Llegué a una aldea de cultura 'mithila'. Todo es adobe y paja. Las viviendas, el piso, los caminos. Las mujeres pintan las paredes y suelos de su casa con motivos rituales. Formas geométricas y simbólicas sobre el barro, que se realizan antes de una boda. Oníricos pájaros, elefantes y estrellas en un trazo naif y elegante. Una simplicidad que quizás no consiguen muchas diseñadoras de prestigio. Son tradiciones que remontan nada menos que al siglo VII.

Indira Gandhi quiso promover estas mujeres artistas en vecino estado de Bihar, el más salvaje de la India. Distribuyó papel. Por unos años, los diseños de las labradoras se alabaron en los países occidentales. Sin embargo, aquello duró poco. Todo lo que hay ahora es adobe y paja.

Hambruna

Una familia de brahmanes ofreció alojarme. Observé sus tediosas exigencias de limpieza ritual, y el cordón blanco de su casta. Por lo demás, su día a día parecía similar al de sus vecinos agricultores. De madrugada, entre la niebla pegajosa, nos calentábamos con ellos, sentados en una candela improvisada de forraje. Poco más tarde, aparecía un sol de infierno.
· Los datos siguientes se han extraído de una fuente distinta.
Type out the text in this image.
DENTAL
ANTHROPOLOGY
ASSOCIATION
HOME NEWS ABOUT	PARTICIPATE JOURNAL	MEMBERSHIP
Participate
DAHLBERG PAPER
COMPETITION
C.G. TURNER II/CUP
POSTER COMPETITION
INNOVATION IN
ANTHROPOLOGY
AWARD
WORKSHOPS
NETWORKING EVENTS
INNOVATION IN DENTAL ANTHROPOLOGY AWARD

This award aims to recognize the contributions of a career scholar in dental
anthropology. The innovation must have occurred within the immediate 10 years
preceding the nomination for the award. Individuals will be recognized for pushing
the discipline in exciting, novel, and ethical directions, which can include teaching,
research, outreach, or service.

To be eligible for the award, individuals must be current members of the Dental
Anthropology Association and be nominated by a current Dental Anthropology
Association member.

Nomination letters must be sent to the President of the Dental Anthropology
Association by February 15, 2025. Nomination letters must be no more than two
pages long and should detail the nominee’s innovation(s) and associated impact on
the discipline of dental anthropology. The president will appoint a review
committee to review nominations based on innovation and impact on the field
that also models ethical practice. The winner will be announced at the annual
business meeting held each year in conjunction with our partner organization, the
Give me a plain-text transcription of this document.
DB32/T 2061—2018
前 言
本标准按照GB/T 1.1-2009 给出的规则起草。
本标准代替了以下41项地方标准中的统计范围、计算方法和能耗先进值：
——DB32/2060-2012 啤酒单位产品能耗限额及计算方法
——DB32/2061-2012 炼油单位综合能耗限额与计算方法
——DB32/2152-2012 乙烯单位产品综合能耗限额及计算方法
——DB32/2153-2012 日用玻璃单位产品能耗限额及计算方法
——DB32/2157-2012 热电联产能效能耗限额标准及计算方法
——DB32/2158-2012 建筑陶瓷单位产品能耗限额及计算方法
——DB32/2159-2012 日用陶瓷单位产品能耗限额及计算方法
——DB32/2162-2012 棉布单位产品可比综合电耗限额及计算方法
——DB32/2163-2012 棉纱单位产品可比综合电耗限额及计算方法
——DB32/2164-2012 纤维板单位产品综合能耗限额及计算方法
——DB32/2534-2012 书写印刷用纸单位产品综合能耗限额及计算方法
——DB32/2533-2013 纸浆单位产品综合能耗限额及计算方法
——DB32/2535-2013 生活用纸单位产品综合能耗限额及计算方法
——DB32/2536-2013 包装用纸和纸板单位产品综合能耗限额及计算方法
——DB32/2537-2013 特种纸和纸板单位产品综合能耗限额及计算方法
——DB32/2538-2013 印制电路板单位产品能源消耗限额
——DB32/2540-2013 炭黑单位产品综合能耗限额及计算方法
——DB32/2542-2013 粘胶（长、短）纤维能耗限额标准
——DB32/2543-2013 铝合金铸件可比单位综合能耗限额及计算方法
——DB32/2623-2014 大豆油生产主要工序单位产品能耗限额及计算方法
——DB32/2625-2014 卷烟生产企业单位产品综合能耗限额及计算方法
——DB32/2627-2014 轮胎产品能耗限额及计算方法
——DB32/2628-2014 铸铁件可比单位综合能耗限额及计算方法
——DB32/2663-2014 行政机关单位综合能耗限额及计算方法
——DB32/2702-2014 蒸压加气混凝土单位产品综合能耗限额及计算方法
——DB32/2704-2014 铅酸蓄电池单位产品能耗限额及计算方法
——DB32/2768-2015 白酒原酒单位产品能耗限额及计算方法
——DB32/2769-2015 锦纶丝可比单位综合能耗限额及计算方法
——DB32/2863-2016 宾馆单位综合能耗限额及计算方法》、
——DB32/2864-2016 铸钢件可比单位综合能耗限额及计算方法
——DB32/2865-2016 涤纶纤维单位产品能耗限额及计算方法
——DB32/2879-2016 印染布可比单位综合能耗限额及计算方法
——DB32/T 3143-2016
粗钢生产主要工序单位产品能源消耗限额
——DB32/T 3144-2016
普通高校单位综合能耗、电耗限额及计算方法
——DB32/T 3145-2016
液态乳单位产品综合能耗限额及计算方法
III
No es una vida envidiable. Se pasaban el día trillando el arroz manualmente, golpeándolo a puñados contra una losa de granito, como hicieron otros hace quizá algunos miles de años, en el mismo lugar. Los usureros prestan a intereses entre el 60% y el 120%. Los que no pueden pagar, emigran. Otros, se suicidan. En algunos lugares del vecino estado de Bihar, la malnutrición ha llegado a niveles de la hambruna de 1943.

Un día, Summant me dijo: “¿te apetece conocer una aldea mucho mas atrasada?”. Sólo caminamos 30 minutos. A la entrada, un hombre intentaba organizar una enorme torre de heno comprimido, en la que estaba hundido. Al pasar, las jóvenes se tapaban el rostro tirando del sari que les cubría la cabeza. En efecto, carecían de luz y asfalto. Por lo demás, el mismo universo de adobe y paja.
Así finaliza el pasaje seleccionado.